Жозе Эса де Кейрош - Семейство Майя
Все засмеялись. Однако Эга запротестовал, как всегда, разгорячась. Крафт — просто черствый англичанин, вскормленный плоской грудью политической экономии и не способный понять целый поэтический мир, заключенный в подобном возгласе! Но речь не о малагенье. Он не берет на себя труд защищать Испанию. Испания сама способна убедить Крафта и прочих британцев, там для этого найдется немало острых и язвительных языков… Речь шла о фадо!
— А где вы слышали фадо? В салоне, у рояля?.. Да, в гостиных оно и вправду вялое и пустое, я с вами согласен. Но вы послушайте-ка его под аккомпанемент трех-четырех гитар в открытом поле, ночью, когда на небе сияет луна. Как в Оливаесе этим летом, когда маркиз привез туда «Вира-Виру»! Ты помнишь, Карлос?..
Запнувшись, он в смущении умолк, браня себя за неосторожное упоминание о «Берлоге». Карлос ничего не ответил, и тень легла на его лицо. Крафт проворчал, что в ясную лунную ночь, да еще в деревне, все звуки хороши, даже кваканье лягушек. И снова странное уныние заставило собравшихся умолкнуть; слуги подавали десерт.
В тишине дон Диого задумчиво произнес с величием светского льва, тоскующего о славном прошлом:
— В мое время весьма изысканной слыла музыка к «Монастырским колоколам». И вправду было похоже на колокольный перезвон!

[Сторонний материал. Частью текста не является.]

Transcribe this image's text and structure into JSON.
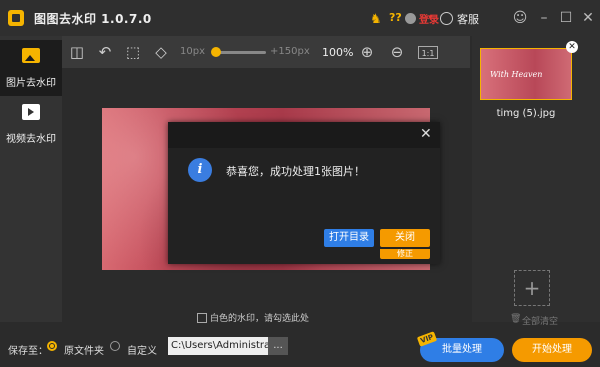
{
  "titlebar": {
    "app_title": "图图去水印  1.0.7.0",
    "help": "??",
    "user_name": "登录",
    "service_label": "客服",
    "icons": {
      "qq": "qq-icon",
      "skin": "skin-icon",
      "minimize": "minimize-icon",
      "maximize": "maximize-icon",
      "close": "close-icon"
    }
  },
  "sidebar": {
    "items": [
      {
        "label": "图片去水印",
        "icon": "image-icon",
        "active": true
      },
      {
        "label": "视频去水印",
        "icon": "video-icon",
        "active": false
      }
    ]
  },
  "toolbar": {
    "brush_min": "10px",
    "brush_max": "+150px",
    "brush_level": 0.0,
    "zoom": "100%",
    "zoom_fit": "1:1",
    "icons": [
      "split-view-icon",
      "undo-icon",
      "crop-icon",
      "eraser-icon",
      "zoom-in-icon",
      "zoom-out-icon"
    ]
  },
  "dialog": {
    "message": "恭喜您，成功处理1张图片！",
    "open_dir_label": "打开目录",
    "close_label": "关闭",
    "modify_label": "修正"
  },
  "options": {
    "colored_watermark_label": "白色的水印，请勾选此处",
    "colored_watermark_checked": false
  },
  "right_panel": {
    "thumbnail": {
      "file_name": "timg (5).jpg",
      "overlay_text": "With Heaven"
    },
    "add_label": "+",
    "clear_all_label": "全部清空"
  },
  "bottombar": {
    "save_to_label": "保存至：",
    "radio_original_label": "原文件夹",
    "radio_custom_label": "自定义",
    "selected": "原文件夹",
    "path_value": "C:\\Users\\Administrator",
    "browse_label": "...",
    "batch_label": "批量处理",
    "vip_badge": "VIP",
    "start_label": "开始处理"
  },
  "colors": {
    "accent": "#f5b400",
    "primary_blue": "#2f7ee6",
    "orange": "#f59a00",
    "bg": "#2b2b2b"
  }
}
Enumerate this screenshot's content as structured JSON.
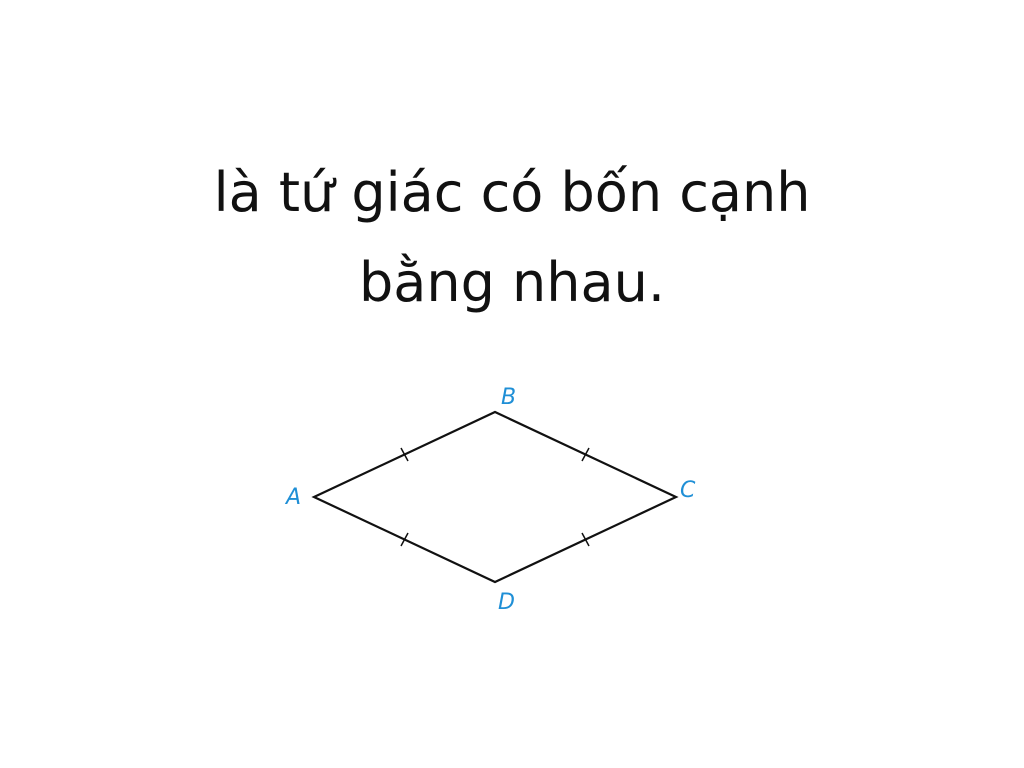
{
  "caption": {
    "line1": "là tứ giác có bốn cạnh",
    "line2": "bằng nhau."
  },
  "figure": {
    "vertices": {
      "A": "A",
      "B": "B",
      "C": "C",
      "D": "D"
    },
    "colors": {
      "edge": "#111111",
      "label": "#1f8fd6"
    }
  }
}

Теперь уж подобной музыки не сочиняют…
Обед заканчивался скучно. Стейнброкен снова заговорил об отсутствии королевской семьи на вечере — это его тревожило со вчерашнего дня. Но никого из присутствующих двор не интересовал. Затем дон Диого завел старую и нудную историю об инфанте доне Изабел. Все с облегчением вздохнули, когда слуга стал обходить гостей с большим серебряным тазом и кувшином душистой воды.
После кофе, поданного в бильярдную, Стейнброкен и Крафт начали играть в «пятьдесят», по пятнадцать тостанов для интереса.
Афонсо и дон Диого уединились в кабинете. Эга спрятался в глубокое кресло, прикрывшись «Фигаро». Но очень скоро уронил газету на ковер и закрыл глаза. Карлос, который в задумчивости прохаживался по бильярдной с сигарой, увидев, что Эга задремал, поспешно скрылся за портьерой.
И отправился на улицу Святого Франциска.
Не торопясь, он шел пешком по Атерро, закутавшись в пальто с меховым воротником и докуривая сигару. Ночь прояснилась, из клочковатых белых облаков, мчавшихся под холодным северным ветром, выглянула молодая луна.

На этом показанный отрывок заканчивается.